On Oct.10, the official start to midterms, the daily high was 61 degrees, six degrees below normal. The highest temperature during the week was only 63 degrees. Along with these cold temperatures, St. John’s was under water for eight days of torrential rains.

Residents of Donovan Hall came to the rescue of their fellow students during the storms.

“We started a gondola service to get across Lake Donovan to retrieve mail from the mail room,” freshman Ben Liss said.

The rain was difficult for many students to cope with as the fall semester had proven to be a hard one to jumpstart because of the weather, which had been warm and pleasant in New York during the first several weeks.

“The extended summer weather made me less excited about the start of school,” junior Amanda Lenar said. “Growing up, the start of school brought fall weather but not this year.”

Senior Manny Digenakis agreed that the weather made the start of the school year much more difficult.

“I wanted to be on the beach,” Digenakis said.. “I didn’t feel school had started till midterms.”

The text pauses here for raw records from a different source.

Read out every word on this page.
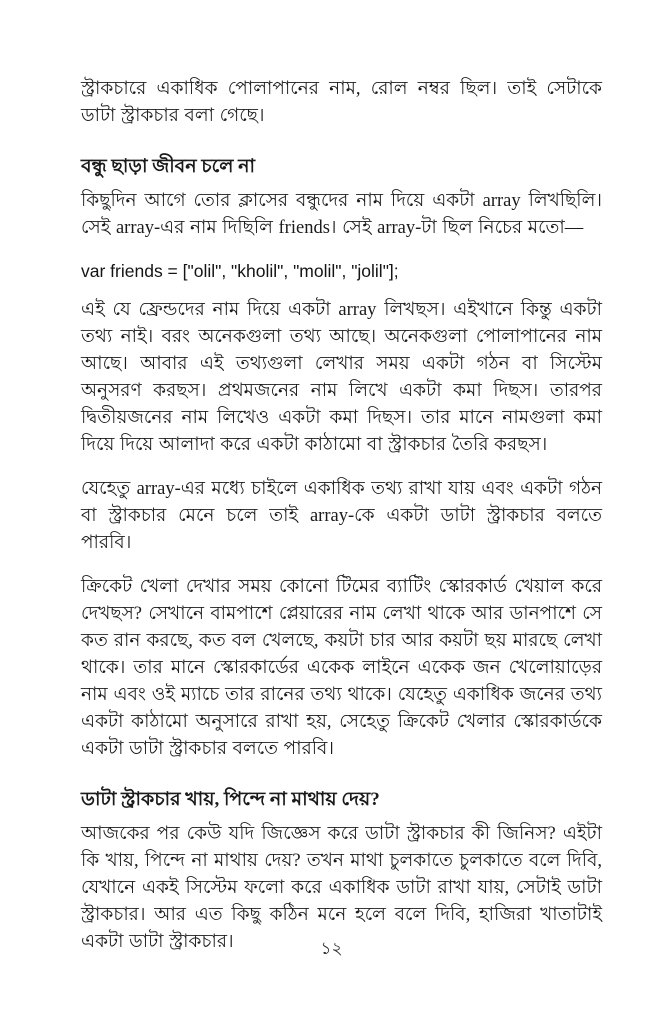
স্ট্রাকচারে একাধিক পোলাপানের নাম, রোল নম্বর ছিল। তাই সেটাকে ডাটা স্ট্রাকচার বলা গেছে।
বন্ধু ছাড়া জীবন চলে না
কিছুদিন আগে তোর ক্লাসের বন্ধুদের নাম দিয়ে একটা array লিখছিলি। সেই array-এর নাম দিছিলি friends। সেই array-টা ছিল নিচের মতো—
var friends = ["olil", "kholil", "molil", "jolil"];
এই যে ফ্রেন্ডদের নাম দিয়ে একটা array লিখছস। এইখানে কিন্তু একটা তথ্য নাই। বরং অনেকগুলা তথ্য আছে। অনেকগুলা পোলাপানের নাম আছে। আবার এই তথ্যগুলা লেখার সময় একটা গঠন বা সিস্টেম অনুসরণ করছস। প্রথমজনের নাম লিখে একটা কমা দিছস। তারপর দ্বিতীয়জনের নাম লিখেও একটা কমা দিছস। তার মানে নামগুলা কমা দিয়ে দিয়ে আলাদা করে একটা কাঠামো বা স্ট্রাকচার তৈরি করছস।
যেহেতু array-এর মধ্যে চাইলে একাধিক তথ্য রাখা যায় এবং একটা গঠন বা স্ট্রাকচার মেনে চলে তাই array-কে একটা ডাটা স্ট্রাকচার বলতে পারবি।
ক্রিকেট খেলা দেখার সময় কোনো টিমের ব্যাটিং স্কোরকার্ড খেয়াল করে দেখছস? সেখানে বামপাশে প্লেয়ারের নাম লেখা থাকে আর ডানপাশে সে কত রান করছে, কত বল খেলছে, কয়টা চার আর কয়টা ছয় মারছে লেখা থাকে। তার মানে স্কোরকার্ডের একেক লাইনে একেক জন খেলোয়াড়ের নাম এবং ওই ম্যাচে তার রানের তথ্য থাকে। যেহেতু একাধিক জনের তথ্য একটা কাঠামো অনুসারে রাখা হয়, সেহেতু ক্রিকেট খেলার স্কোরকার্ডকে একটা ডাটা স্ট্রাকচার বলতে পারবি।
ডাটা স্ট্রাকচার খায়, পিন্দে না মাথায় দেয়?
আজকের পর কেউ যদি জিজ্ঞেস করে ডাটা স্ট্রাকচার কী জিনিস? এইটা কি খায়, পিন্দে না মাথায় দেয়? তখন মাথা চুলকাতে চুলকাতে বলে দিবি, যেখানে একই সিস্টেম ফলো করে একাধিক ডাটা রাখা যায়, সেটাই ডাটা স্ট্রাকচার। আর এত কিছু কঠিন মনে হলে বলে দিবি, হাজিরা খাতাটাই একটা ডাটা স্ট্রাকচার।	১২
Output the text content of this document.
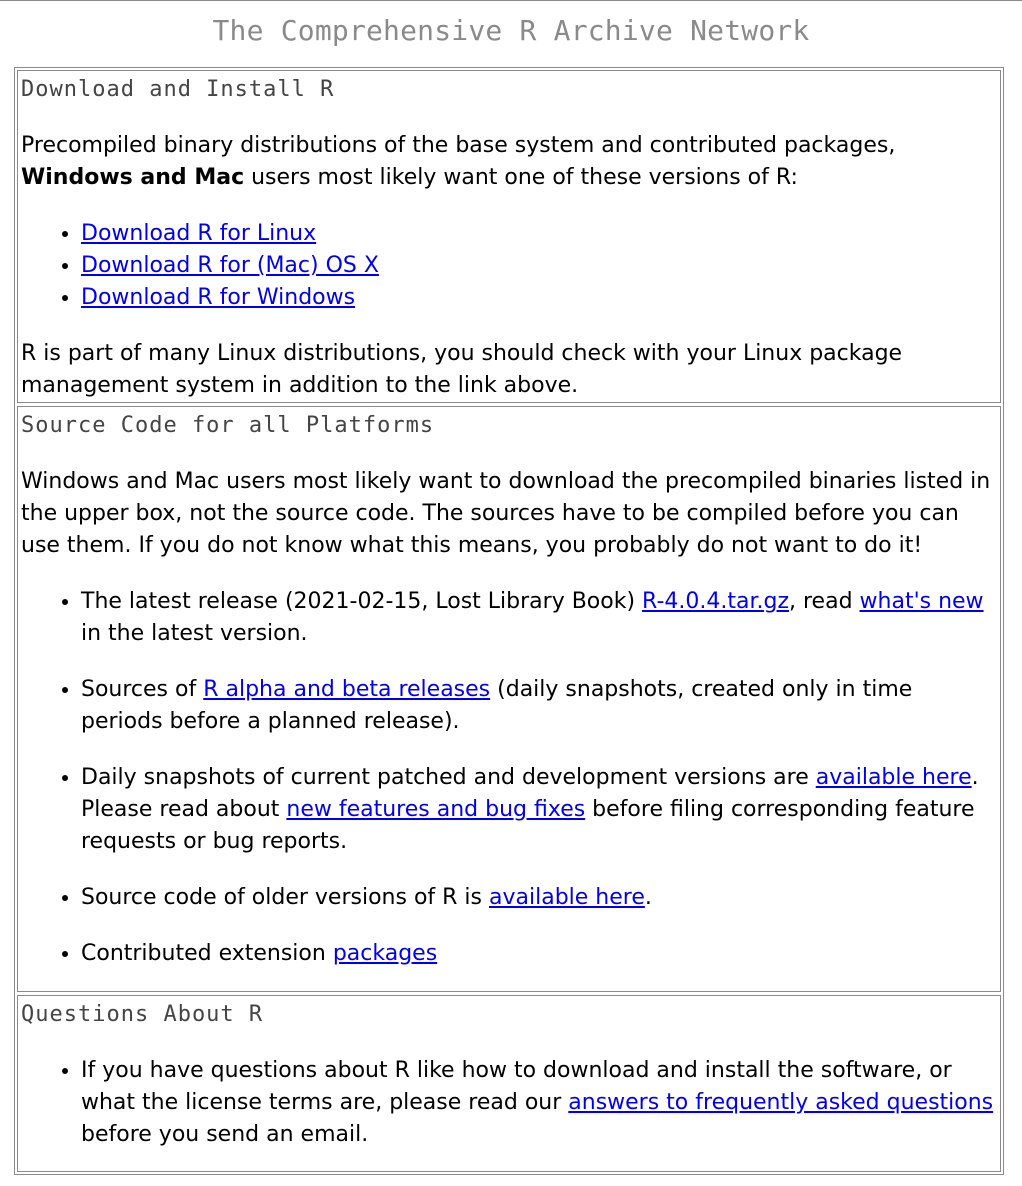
The Comprehensive R Archive Network
Download and Install R

Precompiled binary distributions of the base system and contributed packages,
Windows and Mac users most likely want one of these versions of R:

• Download R for Linux
• Download R for (Mac) OS X
• Download R for Windows

R is part of many Linux distributions, you should check with your Linux package management system in addition to the link above.

Source Code for all Platforms

Windows and Mac users most likely want to download the precompiled binaries listed in the upper box, not the source code. The sources have to be compiled before you can use them. If you do not know what this means, you probably do not want to do it!

• The latest release (2021-02-15, Lost Library Book) R-4.0.4.tar.gz, read what's new in the latest version.
• Sources of R alpha and beta releases (daily snapshots, created only in time periods before a planned release).
• Daily snapshots of current patched and development versions are available here. Please read about new features and bug fixes before filing corresponding feature requests or bug reports.
• Source code of older versions of R is available here.
• Contributed extension packages
Questions About R
• If you have questions about R like how to download and install the software, or what the license terms are, please read our answers to frequently asked questions before you send an email.
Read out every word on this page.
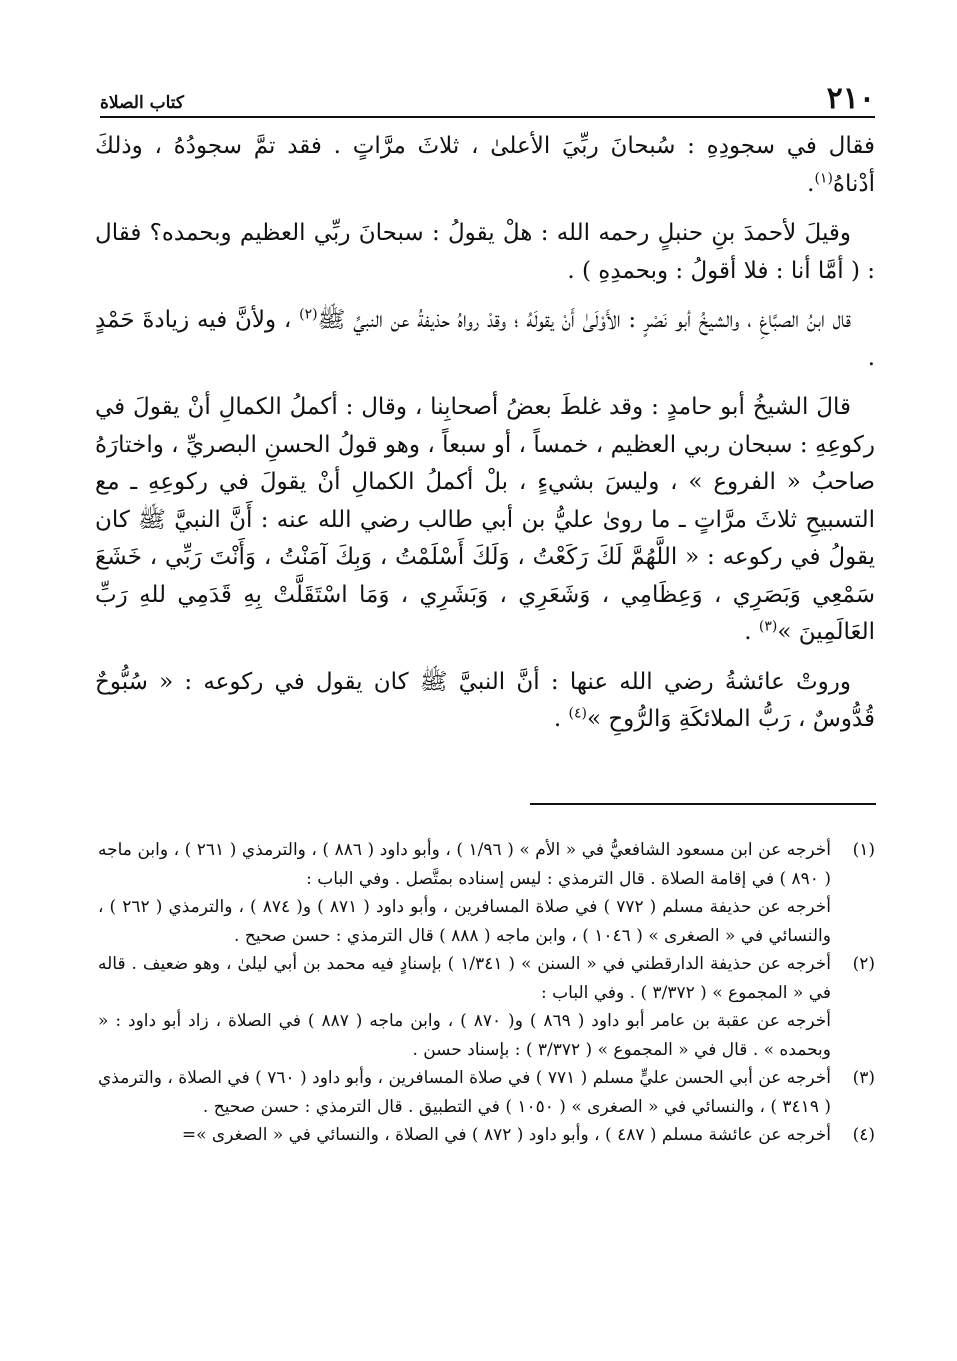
٢١٠
كتاب الصلاة

فقال في سجودِهِ : سُبحانَ ربِّيَ الأعلىٰ ، ثلاثَ مرَّاتٍ . فقد تمَّ سجودُهُ ، وذلكَ أدْناهُ$^{(١)}$.

وقيلَ لأحمدَ بنِ حنبلٍ رحمه الله : هلْ يقولُ : سبحانَ ربِّي العظيم وبحمده؟ فقال : ( أمَّا أنا : فلا أقولُ : وبحمدِهِ ) .

قال ابنُ الصبَّاغِ ، والشيخُ أبو نَصْرٍ : الأَوْلَىٰ أَنْ يقولَهُ ؛ وقدْ رواهُ حذيفةُ عن النبيِّ ﷺ$^{(٢)}$ ، ولأنَّ فيه زيادةَ حَمْدٍ .

قالَ الشيخُ أبو حامدٍ : وقد غلطَ بعضُ أصحابِنا ، وقال : أكملُ الكمالِ أنْ يقولَ في ركوعِهِ : سبحان ربي العظيم ، خمساً ، أو سبعاً ، وهو قولُ الحسنِ البصريِّ ، واختارَهُ صاحبُ « الفروع » ، وليسَ بشيءٍ ، بلْ أكملُ الكمالِ أنْ يقولَ في ركوعِهِ ـ مع التسبيحِ ثلاثَ مرَّاتٍ ـ ما روىٰ عليُّ بن أبي طالب رضي الله عنه : أَنَّ النبيَّ ﷺ كان يقولُ في ركوعه : « اللَّهُمَّ لَكَ رَكَعْتُ ، وَلَكَ أَسْلَمْتُ ، وَبِكَ آمَنْتُ ، وَأَنْتَ رَبِّي ، خَشَعَ سَمْعِي وَبَصَرِي ، وَعِظَامِي ، وَشَعَرِي ، وَبَشَرِي ، وَمَا اسْتَقَلَّتْ بِهِ قَدَمِي للهِ رَبِّ العَالَمِينَ »$^{(٣)}$ .

وروتْ عائشةُ رضي الله عنها : أنَّ النبيَّ ﷺ كان يقول في ركوعه : « سُبُّوحٌ قُدُّوسٌ ، رَبُّ الملائكَةِ وَالرُّوحِ »$^{(٤)}$ .

(١)

أخرجه عن ابن مسعود الشافعيُّ في « الأم » ( ١/٩٦ ) ، وأبو داود ( ٨٨٦ ) ، والترمذي ( ٢٦١ ) ، وابن ماجه ( ٨٩٠ ) في إقامة الصلاة . قال الترمذي : ليس إسناده بمتَّصل . وفي الباب :

أخرجه عن حذيفة مسلم ( ٧٧٢ ) في صلاة المسافرين ، وأبو داود ( ٨٧١ ) و( ٨٧٤ ) ، والترمذي ( ٢٦٢ ) ، والنسائي في « الصغرى » ( ١٠٤٦ ) ، وابن ماجه ( ٨٨٨ ) قال الترمذي : حسن صحيح .

(٢)

أخرجه عن حذيفة الدارقطني في « السنن » ( ١/٣٤١ ) بإسنادٍ فيه محمد بن أبي ليلىٰ ، وهو ضعيف . قاله في « المجموع » ( ٣/٣٧٢ ) . وفي الباب :

أخرجه عن عقبة بن عامر أبو داود ( ٨٦٩ ) و( ٨٧٠ ) ، وابن ماجه ( ٨٨٧ ) في الصلاة ، زاد أبو داود : « وبحمده » . قال في « المجموع » ( ٣/٣٧٢ ) : بإسناد حسن .

(٣)

أخرجه عن أبي الحسن عليٍّ مسلم ( ٧٧١ ) في صلاة المسافرين ، وأبو داود ( ٧٦٠ ) في الصلاة ، والترمذي ( ٣٤١٩ ) ، والنسائي في « الصغرى » ( ١٠٥٠ ) في التطبيق . قال الترمذي : حسن صحيح .

(٤)

أخرجه عن عائشة مسلم ( ٤٨٧ ) ، وأبو داود ( ٨٧٢ ) في الصلاة ، والنسائي في « الصغرى »=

The rain storms, however, were just as difficult for students to cope with while trying to maintain their regular schedules.

Sandra Garcia, a sophomore from Long Island, said she felt like she was “marooned on an island and asking for help,” as Public Safety vehicles drove by her.

Between Wednesday and Thursday alone, St. John’s students in Jamaica, Queens faced around five inches of rain.

“I wanted to bring my computer to class but I knew I would have to swim to get there and didn’t want it to get destroyed,” sophomore Lauren Reiss said.

Students at St. John’s were not the only people affected by this random weather. In New York, the Belt Parkway along with the Brooklyn-Queens Expressway and the Long Island Expressway all experienced flooding.

Long Island suffered sporadic flooding, according to an Oct. 16 article in Newsday. Flooding was so bad, Newsday reported, that the basement of late artist Jackson Pollock’s East Hampton home was filled with approximately 18 inches of water on Oct. 15.

The National Weather Service said another cold front will be moving in on Long Island. Students will need to break out their umbrellas once again in preparation of the next bout of bad weather.